Four patients had slight dizziness and nine had slight dysarthria. All these symptoms were present during the initial phase of the stroke and were reversible.


Twenty four per cent of patients with stroke and monoparesis had small cerebral haemorrhages. There have been a few reports on monoparesis associated with cerebral haemorrhage9 but no prospective studies have been done. Ischaemic or haemorrhagic lesion location was subcortical or in the territory of the posterior circulation in 32 of our 51 patients (62.7%). The cause of the symptoms was supratentorial lacunes in 17.6%; subtentorial lacunes localised in the pons were present in 3.9%. The relatively high incidence of small lesions in our series could reflect the recent advances in neuroimaging. In our study, no patient had negative neuroimaging.

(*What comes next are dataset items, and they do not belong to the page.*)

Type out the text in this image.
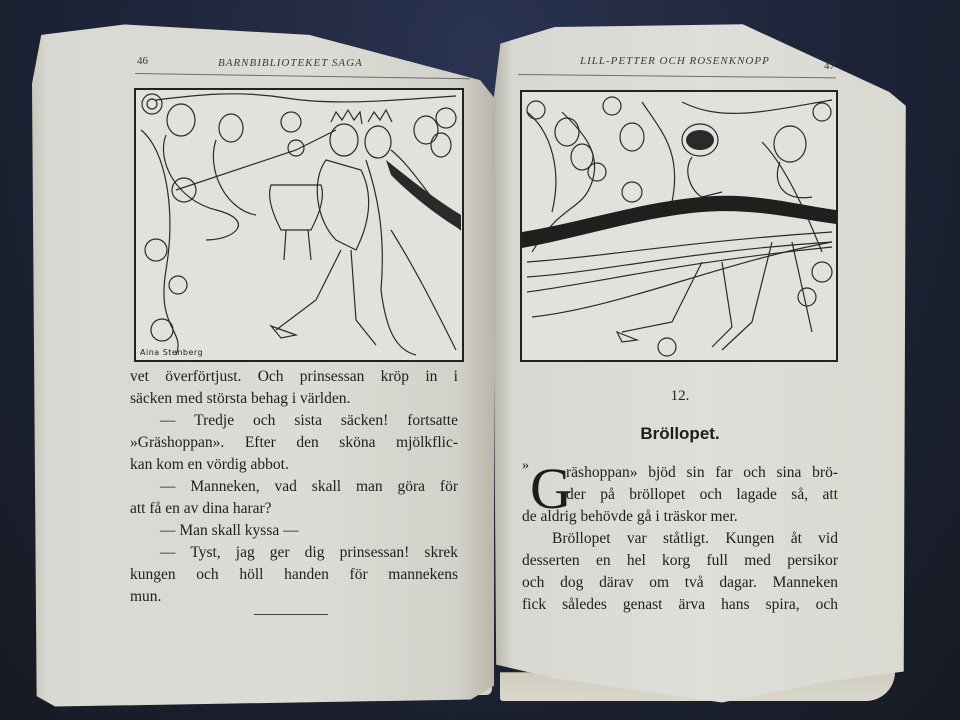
46	BARNBIBLIOTEKET SAGA
Aina Stenberg
vet överförtjust. Och prinsessan kröp in i
säcken med största behag i världen.
— Tredje och sista säcken! fortsatte
»Gräshoppan». Efter den sköna mjölkflic-
kan kom en vördig abbot.
— Manneken, vad skall man göra för
att få en av dina harar?
— Man skall kyssa —
— Tyst, jag ger dig prinsessan! skrek
kungen och höll handen för mannekens
mun.
LILL-PETTER OCH ROSENKNOPP	47
12.
Bröllopet.
» G
räshoppan» bjöd sin far och sina brö-
der på bröllopet och lagade så, att
de aldrig behövde gå i träskor mer.
Bröllopet var ståtligt. Kungen åt vid
desserten en hel korg full med persikor
och dog därav om två dagar. Manneken
fick således genast ärva hans spira, och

Any lesions suitably placed along the course of the corticospinal tract can provoke monoparesis. In our study, only 16 patients with monoparesis (31.4%) had a cortical lesion, though previous reports have suggested that the lesions most likely to produce a monoparesis are those in the cortical or the near-cortical area, because somatotopic motor representation is most widely separated at this level.1,10–12

Boundary zones were affected in three patients (parietal lobe) suggesting a haemodynamic infarct. Parietal lobe lesions are known to be associated with motor disorders in animal models as well as in humans.13,14 The major role of some parietal cortical regions is thought to be connected with motor organisation and in particular with perceptuomotor coordination.15 Timsit et al16 described an evolving non-pyramidal motor deficit of the hand related to an inferior parietal lobe lesion.

The majority of our patients had brachial monoparesis, while crural monoparesis was present in 33%. Monoparesis has been found in the lower limbs of patients with contralateral small lesions in the top of the precentral gyrus cortex, but also in patients with small lesions along the corticospinal tract (corona radiata, internal capsule, and pons).17,18 Lacunes located more posteriorly in the capsule seem likely to produce a greater deficit in the leg than in the arm, but several varieties are encountered, including some where the arm is more affected than the leg. Neuroimaging correlations with the syndrome of paresis have provided only slight support for the classical view of a homunculus in the internal capsule, with the face, arm, and leg displayed in an antero-posterior distribution. Also, lacunes in the white matter which run along the corticospinal tract just under the precentral gyrus could have caused pure monoparesis.

Two of our patients had monoparesis caused by pontine infarcts. Pontine motor deficit is present because of involvement of the antero-medial portion and it is more often found in the distal upper limb than in the lower limb, because arm and finger fibres are in the ventro-tegmental junction, whereas leg fibres have a more ventral localisation.19

A limitation of this study is that it was hospital based and the proportion of patients who had a limb deficit was probably smaller than in the general population because patients with very slight motor deficits are less likely to be admitted to hospital.

In conclusion, isolated monoparesis is a rare symptom in patients with stroke. In our series it was caused by small artery disease in about 40% of cases and by small cerebral haemorrhages in about 25%. Thus the assumption that a lacunar aetiology or small haemorrhages are not likely causes of isolated monoparesis should be re-examined.